M. Henry Jones, hand-colored photo cut-outs created for the animated film Soul City, 1977-79
Some of the 1700 photo cut-outs used in M. Henry Jones’ animated film Soul City.
Photo by Jonathan Shorr
The raw material for Soul City consisted of 1700 individually printed photographs, each hand-cut with an X-Acto knife, hand-colored and then reshot frame-by-frame with changing backgrounds. Today these photographs stand on their own both as beautiful objects, and as artistic records of the creative effort that preceded the digital revolution.
Portrait of M. Henry Jones by Roger de Montebello, integram 3D photograph, 1985/86
Roger de Montebello, portrait of M. Henry Jones, integram 3D photograph lit from behind, 1985/86. Size: 8.5 x 10.5 x .75 inches
In the mid-1980s Jones began working with the artist-inventor Roger Lannes de Montebello aiding him in his quest to create 3-dimensional photographs. Building on earlier theories, de Montebello developed a new type of camera that produced individual transparencies each consisting of 2,644 separate exposures. When such a transparency is seen through a specially designed “lens-viewing screen,” the multiple exposures merge into a single 3-D image that changes depending on the viewer’s position.
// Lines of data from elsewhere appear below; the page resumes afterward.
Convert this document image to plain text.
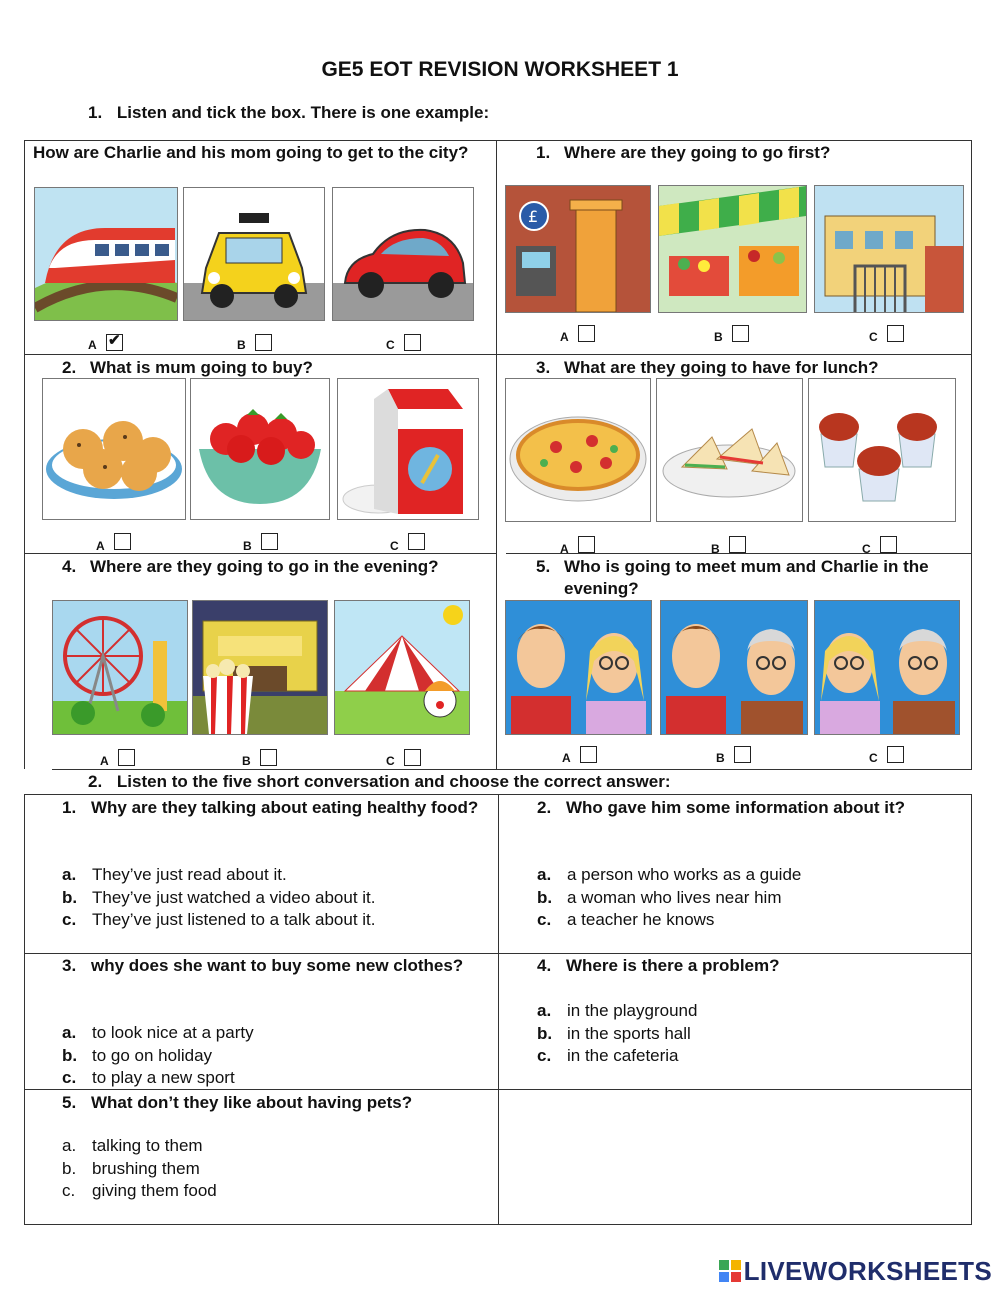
GE5 EOT REVISION WORKSHEET 1
1. Listen and tick the box. There is one example:
How are Charlie and his mom going to get to the city?
A ✔	B	C
1. Where are they going to go first?
£
A	B	C
2. What is mum going to buy?
A	B	C
3. What are they going to have for lunch?
A	B	C
4. Where are they going to go in the evening?
A	B	C
5. Who is going to meet mum and Charlie in the evening?
A	B	C
2. Listen to the five short conversation and choose the correct answer:
1. Why are they talking about eating healthy food?
a. They’ve just read about it.
b. They’ve just watched a video about it.
c. They’ve just listened to a talk about it.
2. Who gave him some information about it?
a. a person who works as a guide
b. a woman who lives near him
c. a teacher he knows
3. why does she want to buy some new clothes?
a. to look nice at a party
b. to go on holiday
c. to play a new sport
4. Where is there a problem?
a. in the playground
b. in the sports hall
c. in the cafeteria
5. What don’t they like about having pets?
a. talking to them
b. brushing them
c. giving them food
LIVEWORKSHEETS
Portrait of Roger de Montebello incorporating new technology by M. Henry Jones, integram 3D photograph, 1985-2005
M. Henry Jones, portrait of Roger de Montebello, integram 3D photograph with new technology developed by Jones, 1985-2005. Size: 11.5 x 15 x 1.5 inches
Following de Montebello’s death in 1986, Jones improved his mentor’s system by dramatically increasing the size of the photographs and the seamlessness of their 3-D effect. While today holograms and computer-assisted digital animation dominate the commercial market for 3-D, de Montebello’s and Jones’s photographs have a distinctive look, as well as an instructional component that presents an example of a pre-digital 3-D model.